Peri peri / piri piri – which in Swahili literally means pepper pepper. What comes to my mind immediately is the peri peri sauce for Nando’s chicken.
Bird’s Eye – a small type of chilli, whose seeds are often spread by birds. By the way, birds can’t taste capsaicin so they can eat the chilli without feeling the heat and thus spread the seeds all around. The chilli padi we have in Singapore is a Bird’s Eye.
Habanero, a rather spicy chilli which is often used in salsa.
Ghost pepper, which originated in the north-eastern Indian states of Nagaland and Assam, is one of the hottest chillis in the world. It is so spicy that touching it could irritate your skin. Be sure not to rub your eyes after handling it! It is used often in curries and chutneys.
Finally, what is apparently the spiciest chilli in the world is the Carolina Reaper. It is a man-made species, a cross between ghost pepper and red habanero. I’m honestly not sure if I have eaten it before. I doubt I have. Because I don’t think I’d survive it to tell the tale.

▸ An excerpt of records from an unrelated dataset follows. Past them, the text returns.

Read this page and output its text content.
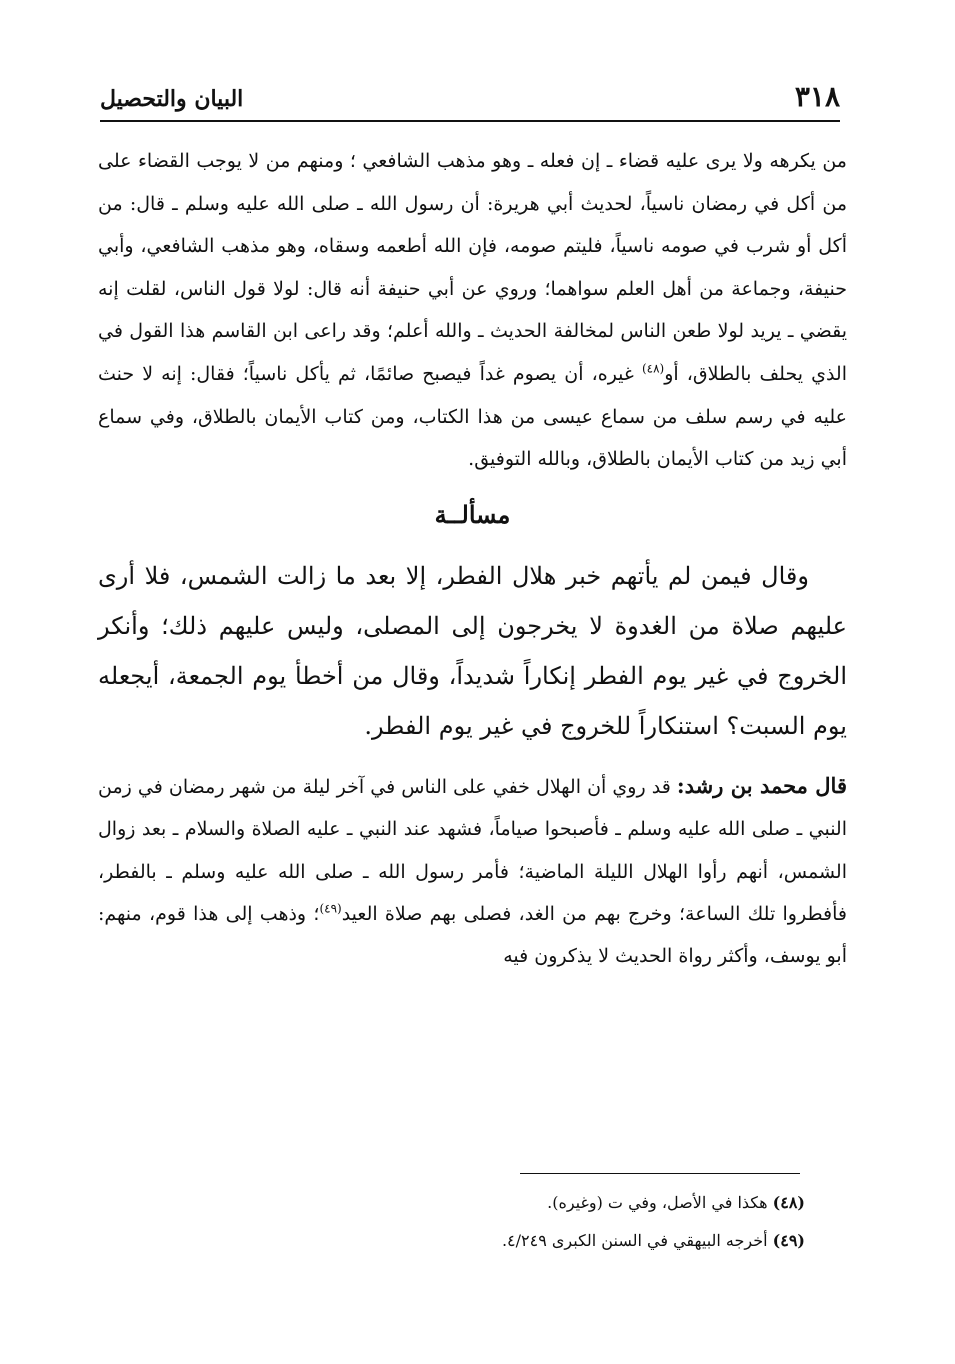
٣١٨
البيان والتحصيل

من يكرهه ولا يرى عليه قضاء ـ إن فعله ـ وهو مذهب الشافعي ؛ ومنهم من لا يوجب القضاء على من أكل في رمضان ناسياً، لحديث أبي هريرة: أن رسول الله ـ صلى الله عليه وسلم ـ قال: من أكل أو شرب في صومه ناسياً، فليتم صومه، فإن الله أطعمه وسقاه، وهو مذهب الشافعي، وأبي حنيفة، وجماعة من أهل العلم سواهما؛ وروي عن أبي حنيفة أنه قال: لولا قول الناس، لقلت إنه يقضي ـ يريد لولا طعن الناس لمخالفة الحديث ـ والله أعلم؛ وقد راعى ابن القاسم هذا القول في الذي يحلف بالطلاق، أو$^{(٤٨)}$ غيره، أن يصوم غداً فيصبح صائمًا، ثم يأكل ناسياً؛ فقال: إنه لا حنث عليه في رسم سلف من سماع عيسى من هذا الكتاب، ومن كتاب الأيمان بالطلاق، وفي سماع أبي زيد من كتاب الأيمان بالطلاق، وبالله التوفيق.

مسألــة

وقال فيمن لم يأتهم خبر هلال الفطر، إلا بعد ما زالت الشمس، فلا أرى عليهم صلاة من الغدوة لا يخرجون إلى المصلى، وليس عليهم ذلك؛ وأنكر الخروج في غير يوم الفطر إنكاراً شديداً، وقال من أخطأ يوم الجمعة، أيجعله يوم السبت؟ استنكاراً للخروج في غير يوم الفطر.

قال محمد بن رشد: قد روي أن الهلال خفي على الناس في آخر ليلة من شهر رمضان في زمن النبي ـ صلى الله عليه وسلم ـ فأصبحوا صياماً، فشهد عند النبي ـ عليه الصلاة والسلام ـ بعد زوال الشمس، أنهم رأوا الهلال الليلة الماضية؛ فأمر رسول الله ـ صلى الله عليه وسلم ـ بالفطر، فأفطروا تلك الساعة؛ وخرج بهم من الغد، فصلى بهم صلاة العيد$^{(٤٩)}$؛ وذهب إلى هذا قوم، منهم: أبو يوسف، وأكثر رواة الحديث لا يذكرون فيه

(٤٨) هكذا في الأصل، وفي ت (وغيره).

(٤٩) أخرجه البيهقي في السنن الكبرى ٤/٢٤٩.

Which reminds me of a time when a friend, my wife and I had a holiday in New Zealand. We were famished after a long most amazing day of wine tasting in Marlborough. We drove to what was probably the only restaurant that was still open at that time and ordered dinner. The friendly manager served us a platter of chillis. He advised us to eat in sequence, starting with the least spicy. The first was less a chilli than a sweet capsicum. But by the time we hit the last chilli, I was dead.
I suppose that’s the thing with chilli. I know it will burn me, but I deliberately consume it anyway, believing it would give me a thrill that I must not miss. It is a painful pleasure. It is the disruption in my mundane cycle of life. It is the controlled madness that I choose to inflict upon myself, perhaps as a wilful subversion to the madness around me that I cannot control.
Maybe that’s why the rock band Red Hot Chili Peppers is named as such. And why they’re usually performing half- or even almost entirely naked. (Actually the genesis of their name is more mundane: it’s a mish-mash of Louis Armstrong’s jazz quintet the Hot Five and some other English band named Chilli Willi and the Red Hot Peppers.)
And maybe that’s why, many of us love chilli in our food. We can’t be content with just a simple bowl of fish porridge. No, we must eat the fish with the chopped red chilli soaked in light soy sauce. Because that’s our way of resistance to the insanity of our life. Because that’s our little brief escape before we return to the mundanity of our lives.
And so, may you always be able to enjoy the risk of madness in eating all the chilli in the world.